Prior to the Think Factory, he contributed to the Big Bad Baseball Annual edited by Don Malcolm. He debuted as a writer for the BBBA in 1999. The year before, BBBA had criticized shortcomings in Bill James's Runs Created method, and they felt they needed an improved method of their own for the '99 BBBA. At the same time, Furtado had been tooling around with a run estimator stat of his own called XR/XW (Extrapolated Runs/Extrapolated Wins). It was just the sort of thing they were looking for, and he joined Malcolm and his crew, which included Sean Forman, Tom Ruane, Ron Johnson, Brock Hanke, and others. (Mike Emeigh wrote for it as well, but it's not known if he predated Furtado or if he just showed up in 2000.)

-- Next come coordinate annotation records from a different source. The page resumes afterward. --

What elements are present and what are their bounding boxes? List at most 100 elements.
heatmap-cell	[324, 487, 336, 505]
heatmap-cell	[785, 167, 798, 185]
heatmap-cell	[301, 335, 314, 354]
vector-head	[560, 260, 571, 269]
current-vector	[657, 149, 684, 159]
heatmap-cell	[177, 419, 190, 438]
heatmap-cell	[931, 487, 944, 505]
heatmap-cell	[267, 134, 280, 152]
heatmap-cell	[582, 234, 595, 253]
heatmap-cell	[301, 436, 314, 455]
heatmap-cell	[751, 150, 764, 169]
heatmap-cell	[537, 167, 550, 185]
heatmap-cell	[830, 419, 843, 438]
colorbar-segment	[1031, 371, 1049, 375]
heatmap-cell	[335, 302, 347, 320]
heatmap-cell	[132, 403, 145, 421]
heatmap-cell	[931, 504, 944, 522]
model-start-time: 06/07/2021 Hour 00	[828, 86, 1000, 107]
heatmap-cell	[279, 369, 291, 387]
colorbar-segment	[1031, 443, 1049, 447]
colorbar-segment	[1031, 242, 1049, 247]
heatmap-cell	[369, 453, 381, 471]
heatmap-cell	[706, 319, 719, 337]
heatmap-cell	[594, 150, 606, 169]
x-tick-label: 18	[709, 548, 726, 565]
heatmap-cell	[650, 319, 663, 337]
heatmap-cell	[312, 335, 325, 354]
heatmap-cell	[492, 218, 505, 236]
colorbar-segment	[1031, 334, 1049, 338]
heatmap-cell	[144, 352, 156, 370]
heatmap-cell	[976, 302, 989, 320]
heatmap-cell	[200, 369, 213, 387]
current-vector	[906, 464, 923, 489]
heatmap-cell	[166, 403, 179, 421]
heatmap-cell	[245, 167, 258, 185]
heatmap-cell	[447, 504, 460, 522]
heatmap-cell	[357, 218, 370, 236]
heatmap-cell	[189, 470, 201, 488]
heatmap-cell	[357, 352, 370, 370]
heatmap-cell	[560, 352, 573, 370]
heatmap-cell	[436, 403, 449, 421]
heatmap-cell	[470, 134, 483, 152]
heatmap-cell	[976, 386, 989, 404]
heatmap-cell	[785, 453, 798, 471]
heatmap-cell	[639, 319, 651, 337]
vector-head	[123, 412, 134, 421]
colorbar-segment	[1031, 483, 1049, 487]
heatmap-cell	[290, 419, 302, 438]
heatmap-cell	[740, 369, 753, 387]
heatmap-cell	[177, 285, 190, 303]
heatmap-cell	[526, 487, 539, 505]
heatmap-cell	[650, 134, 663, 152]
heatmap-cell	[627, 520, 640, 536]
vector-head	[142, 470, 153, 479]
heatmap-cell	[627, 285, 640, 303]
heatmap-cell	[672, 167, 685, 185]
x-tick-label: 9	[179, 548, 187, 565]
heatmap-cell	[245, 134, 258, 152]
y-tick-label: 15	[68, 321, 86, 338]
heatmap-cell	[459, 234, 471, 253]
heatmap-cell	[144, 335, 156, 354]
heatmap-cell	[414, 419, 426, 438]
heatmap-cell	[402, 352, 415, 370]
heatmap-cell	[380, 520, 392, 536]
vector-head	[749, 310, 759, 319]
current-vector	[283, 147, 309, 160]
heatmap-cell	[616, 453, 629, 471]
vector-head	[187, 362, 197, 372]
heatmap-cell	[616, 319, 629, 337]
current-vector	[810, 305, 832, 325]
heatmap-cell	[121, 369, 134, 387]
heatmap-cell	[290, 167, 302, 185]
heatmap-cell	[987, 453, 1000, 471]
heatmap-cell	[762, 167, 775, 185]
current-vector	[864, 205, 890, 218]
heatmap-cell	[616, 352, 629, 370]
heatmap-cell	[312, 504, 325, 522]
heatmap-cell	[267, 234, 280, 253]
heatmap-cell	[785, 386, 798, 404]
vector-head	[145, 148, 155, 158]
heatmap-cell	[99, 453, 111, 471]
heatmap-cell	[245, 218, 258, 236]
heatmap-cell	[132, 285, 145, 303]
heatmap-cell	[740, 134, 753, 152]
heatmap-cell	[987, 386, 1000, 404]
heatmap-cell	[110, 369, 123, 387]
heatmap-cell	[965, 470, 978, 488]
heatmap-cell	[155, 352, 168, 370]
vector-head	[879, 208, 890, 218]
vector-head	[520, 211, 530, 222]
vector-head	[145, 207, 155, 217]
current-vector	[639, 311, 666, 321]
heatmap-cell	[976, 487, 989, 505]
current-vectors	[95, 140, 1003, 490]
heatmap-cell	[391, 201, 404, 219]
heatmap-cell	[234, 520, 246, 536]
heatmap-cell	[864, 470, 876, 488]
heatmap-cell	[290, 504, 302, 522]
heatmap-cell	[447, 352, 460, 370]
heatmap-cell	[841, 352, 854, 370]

After debuting as a contributor in 1999's BBBA, Furtado became co-editor of the 2000 edition along with Malcolm, Hanke, and Forman. The BBBA's reputation as books were mixed. The annuals had good research, but were shoddily put together, full of obvious typos, excessive snark at other stathead organizations (most notably Baseball Prospectus), and too many inside jokes.

After the 2000 edition, Furtado and Forman broke off from BBBA, disappointed with its continued shortcomings. They founded the Think Factory in early 2001. Originally, part of it was a website called baseballprimer.com which linked to various news stories. Another part was Sean Forman's Baseball-reference.com. In 2004, Furtado and Forman - by mutual agreement - terminated their partnership because their endeavors were increasingly different. Furtado kept the name "Baseball Think Factory."